Concatenate chapters:

bash
python3 ${CLAUDE_PLUGIN_ROOT}/skills/media-utils/scripts/audio_concat.py \
  -i chapter1.wav chapter2.wav chapter3.wav \
  --crossfade 0.5 \
  -o audiobook.mp3

Type: Meditation / Relaxation Audio

Generate calming narration:

bash
python3 ${CLAUDE_PLUGIN_ROOT}/skills/voice-generation/scripts/gemini_tts.py \
  --text "Close your eyes.

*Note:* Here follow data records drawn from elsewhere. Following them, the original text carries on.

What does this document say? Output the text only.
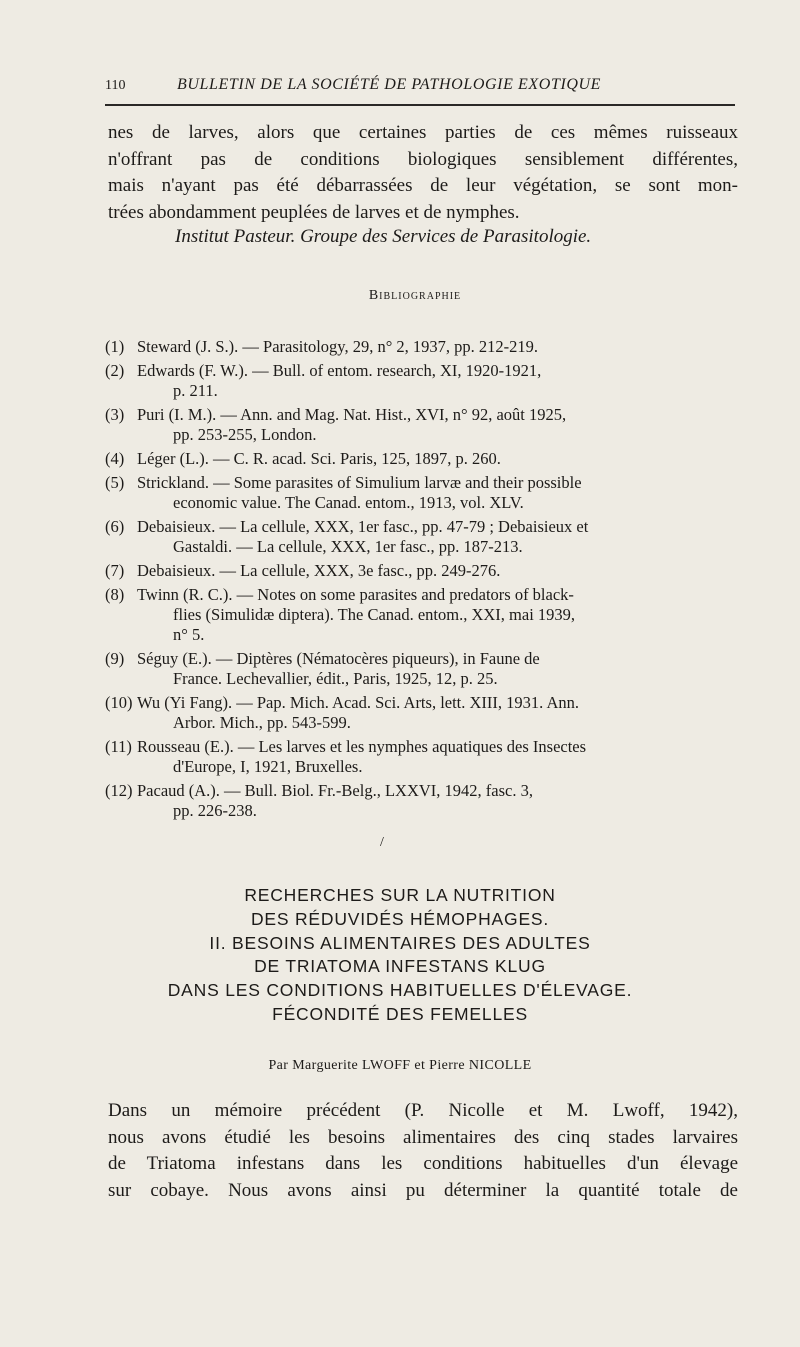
110	BULLETIN DE LA SOCIÉTÉ DE PATHOLOGIE EXOTIQUE
nes de larves, alors que certaines parties de ces mêmes ruisseaux
n'offrant pas de conditions biologiques sensiblement différentes,
mais n'ayant pas été débarrassées de leur végétation, se sont mon-
trées abondamment peuplées de larves et de nymphes.
Institut Pasteur. Groupe des Services de Parasitologie.
Bibliographie
(1) Steward (J. S.). — Parasitology, 29, n° 2, 1937, pp. 212-219.
(2) Edwards (F. W.). — Bull. of entom. research, XI, 1920-1921,
p. 211.
(3) Puri (I. M.). — Ann. and Mag. Nat. Hist., XVI, n° 92, août 1925,
pp. 253-255, London.
(4) Léger (L.). — C. R. acad. Sci. Paris, 125, 1897, p. 260.
(5) Strickland. — Some parasites of Simulium larvæ and their possible
economic value. The Canad. entom., 1913, vol. XLV.
(6) Debaisieux. — La cellule, XXX, 1er fasc., pp. 47-79 ; Debaisieux et
Gastaldi. — La cellule, XXX, 1er fasc., pp. 187-213.
(7) Debaisieux. — La cellule, XXX, 3e fasc., pp. 249-276.
(8) Twinn (R. C.). — Notes on some parasites and predators of black-
flies (Simulidæ diptera). The Canad. entom., XXI, mai 1939,
n° 5.
(9) Séguy (E.). — Diptères (Nématocères piqueurs), in Faune de
France. Lechevallier, édit., Paris, 1925, 12, p. 25.
(10) Wu (Yi Fang). — Pap. Mich. Acad. Sci. Arts, lett. XIII, 1931. Ann.
Arbor. Mich., pp. 543-599.
(11) Rousseau (E.). — Les larves et les nymphes aquatiques des Insectes
d'Europe, I, 1921, Bruxelles.
(12) Pacaud (A.). — Bull. Biol. Fr.-Belg., LXXVI, 1942, fasc. 3,
pp. 226-238.
/
RECHERCHES SUR LA NUTRITION
DES RÉDUVIDÉS HÉMOPHAGES.
II. BESOINS ALIMENTAIRES DES ADULTES
DE TRIATOMA INFESTANS KLUG
DANS LES CONDITIONS HABITUELLES D'ÉLEVAGE.
FÉCONDITÉ DES FEMELLES
Par Marguerite LWOFF et Pierre NICOLLE
Dans un mémoire précédent (P. Nicolle et M. Lwoff, 1942),
nous avons étudié les besoins alimentaires des cinq stades larvaires
de Triatoma infestans dans les conditions habituelles d'un élevage
sur cobaye. Nous avons ainsi pu déterminer la quantité totale de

Take a deep breath in... and slowly release..." \
  --voice Achernar \
  --style "Calm, soothing, slow pace, relaxing, gentle, meditation guide"

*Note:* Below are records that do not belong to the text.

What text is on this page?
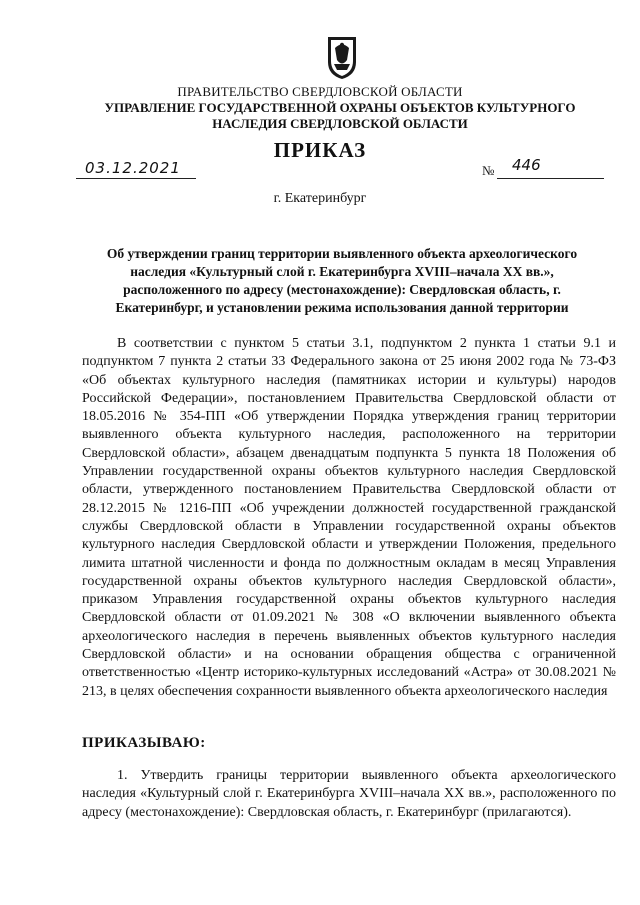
ПРАВИТЕЛЬСТВО СВЕРДЛОВСКОЙ ОБЛАСТИ
УПРАВЛЕНИЕ ГОСУДАРСТВЕННОЙ ОХРАНЫ ОБЪЕКТОВ КУЛЬТУРНОГО НАСЛЕДИЯ СВЕРДЛОВСКОЙ ОБЛАСТИ
ПРИКАЗ
03.12.2021	№ 446
г. Екатеринбург
Об утверждении границ территории выявленного объекта археологического наследия «Культурный слой г. Екатеринбурга XVIII–начала XX вв.», расположенного по адресу (местонахождение): Свердловская область, г. Екатеринбург, и установлении режима использования данной территории

В соответствии с пунктом 5 статьи 3.1, подпунктом 2 пункта 1 статьи 9.1 и подпунктом 7 пункта 2 статьи 33 Федерального закона от 25 июня 2002 года № 73-ФЗ «Об объектах культурного наследия (памятниках истории и культуры) народов Российской Федерации», постановлением Правительства Свердловской области от 18.05.2016 № 354-ПП «Об утверждении Порядка утверждения границ территории выявленного объекта культурного наследия, расположенного на территории Свердловской области», абзацем двенадцатым подпункта 5 пункта 18 Положения об Управлении государственной охраны объектов культурного наследия Свердловской области, утвержденного постановлением Правительства Свердловской области от 28.12.2015 № 1216-ПП «Об учреждении должностей государственной гражданской службы Свердловской области в Управлении государственной охраны объектов культурного наследия Свердловской области и утверждении Положения, предельного лимита штатной численности и фонда по должностным окладам в месяц Управления государственной охраны объектов культурного наследия Свердловской области», приказом Управления государственной охраны объектов культурного наследия Свердловской области от 01.09.2021 № 308 «О включении выявленного объекта археологического наследия в перечень выявленных объектов культурного наследия Свердловской области» и на основании обращения общества с ограниченной ответственностью «Центр историко-культурных исследований «Астра» от 30.08.2021 № 213, в целях обеспечения сохранности выявленного объекта археологического наследия

ПРИКАЗЫВАЮ:

1. Утвердить границы территории выявленного объекта археологического наследия «Культурный слой г. Екатеринбурга XVIII–начала XX вв.», расположенного по адресу (местонахождение): Свердловская область, г. Екатеринбург (прилагаются).
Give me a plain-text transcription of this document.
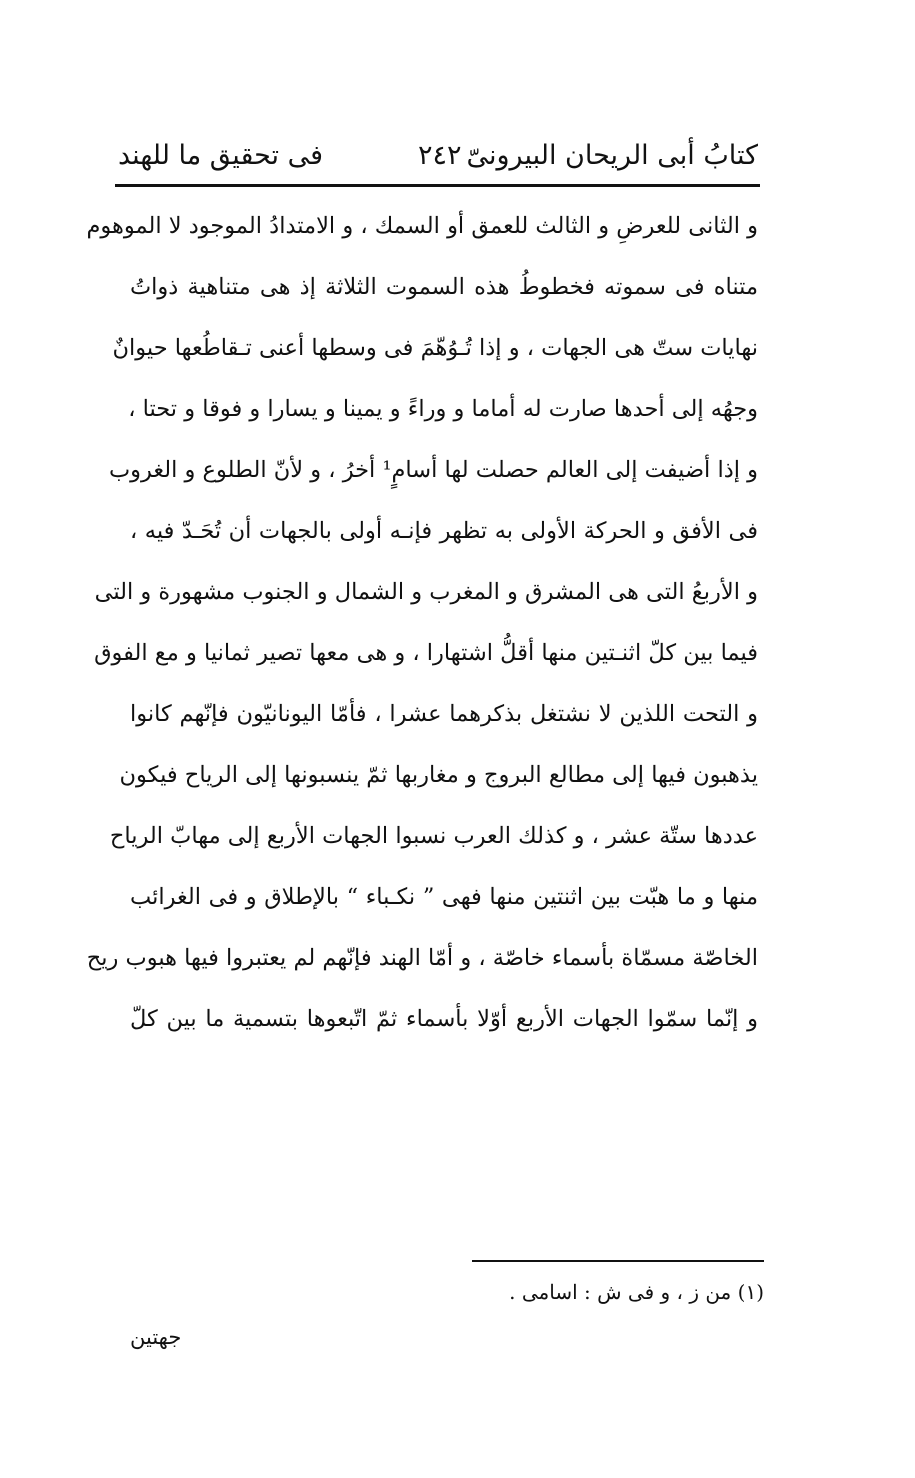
فى تحقيق ما للهند	٢٤٢ كتابُ أبى الريحان البيرونىّ
و الثانى للعرضِ و الثالث للعمق أو السمك ، و الامتدادُ الموجود لا الموهوم
متناه فى سموته فخطوطُ هذه السموت الثلاثة إذ هى متناهية ذواتُ
نهايات ستّ هى الجهات ، و إذا تُـوُهّمَ فى وسطها أعنى تـقاطُعها حيوانٌ
وجهُه إلى أحدها صارت له أماما و وراءً و يمينا و يسارا و فوقا و تحتا ،
و إذا أضيفت إلى العالم حصلت لها أسامٍ¹ أخرُ ، و لأنّ الطلوع و الغروب
فى الأفق و الحركة الأولى به تظهر فإنـه أولى بالجهات أن تُحَـدّ فيه ،
و الأربعُ التى هى المشرق و المغرب و الشمال و الجنوب مشهورة و التى
فيما بين كلّ اثنـتين منها أقلُّ اشتهارا ، و هى معها تصير ثمانيا و مع الفوق
و التحت اللذين لا نشتغل بذكرهما عشرا ، فأمّا اليونانيّون فإنّهم كانوا
يذهبون فيها إلى مطالع البروج و مغاربها ثمّ ينسبونها إلى الرياح فيكون
عددها ستّة عشر ، و كذلك العرب نسبوا الجهات الأربع إلى مهابّ الرياح
منها و ما هبّت بين اثنتين منها فهى ” نكـباء “ بالإطلاق و فى الغرائب
الخاصّة مسمّاة بأسماء خاصّة ، و أمّا الهند فإنّهم لم يعتبروا فيها هبوب ريح
و إنّما سمّوا الجهات الأربع أوّلا بأسماء ثمّ اتّبعوها بتسمية ما بين كلّ
(١) من ز ، و فى ش : اسامى .
جهتين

Generate ambient soundscape:

bash
python3 ${CLAUDE_PLUGIN_ROOT}/skills/music-generation/scripts/lyria.py \
  --prompt "ambient, meditation, peaceful, nature sounds, gentle, calming" \
  --duration 300 \
  --density 0.1 \
  --brightness 0.6

Mix with high ambient volume:

bash
python3 ${CLAUDE_PLUGIN_ROOT}/skills/media-utils/scripts/audio_mix.py \
  --voice meditation_guide.wav \
  --music ambient.wav \
  --music-volume 0.5 \
  -o meditation_session.mp3

Step 4: Deliver the Result

Example delivery:

"✅ Your audio ad is ready!

File: coffee_radio_ad.mp3 (30s)

What I created:

  • Energetic voiceover (Puck voice, radio announcer style)
  • Upbeat background music (120 BPM)
  • Music ducks under voice, fades out at end

Structure:

  • 0-3s: Music hook
  • 3-25s: Voice + music bed
  • 25-30s: Music swell + tagline

Want me to:

  • Try a different voice?
  • Change the music energy?
  • Adjust timing?"

Voice Recommendations by Type

Audio TypeRecommended VoicesStyle Direction
Corporate voiceoverCharon, OrusProfessional, measured
AudiobookAlgieba, DespinaSmooth, engaging
Radio adPuck, LaomedeiaEnergetic, upbeat
MeditationAchernar, SulafatCalm, soothing
Jingle taglineKore, AlnilamConfident, memorable
DocumentaryGacrux, RasalgethiMature, authoritative
TutorialAchird, CharonFriendly, clear

Music Recommendations by Type

Audio TypeLyria PromptSettings
Corporate VO"subtle, professional, ambient"density: 0.2, brightness: 0.4
Radio ad"upbeat, energetic, catchy"bpm: 120, density: 0.6
Audiobook"soft, ambient, unobtrusive"density: 0.1, brightness: 0.3
Meditation"peaceful, ambient, nature"density: 0.1, brightness: 0.6
Jingle"catchy, memorable, brand"bpm: 110, density: 0.5

Limitations

  • Gemini TTS max: 32k tokens per request (split longer content)
  • Lyria instrumental only: No vocals in background music
  • Processing time: Long audiobooks take time to generate

Example Prompts

Voiceover:

"Create a professional voiceover for this script: '...' Add subtle corporate background music."

Audio ad:

"Create a 30-second radio ad for our coffee brand. Energetic, memorable, with catchy music. End with 'Visit BestCoffee.com'"

Jingle:

"Create a 5-second jingle for TechCorp. Modern, memorable, with the tagline 'Innovation for tomorrow'"

Audiobook:

"Convert this text into an audiobook chapter. Use a warm, engaging narrator voice. Add subtle ambient music."

Meditation:

"Create a 5-minute guided meditation. Calm, soothing voice with peaceful ambient background."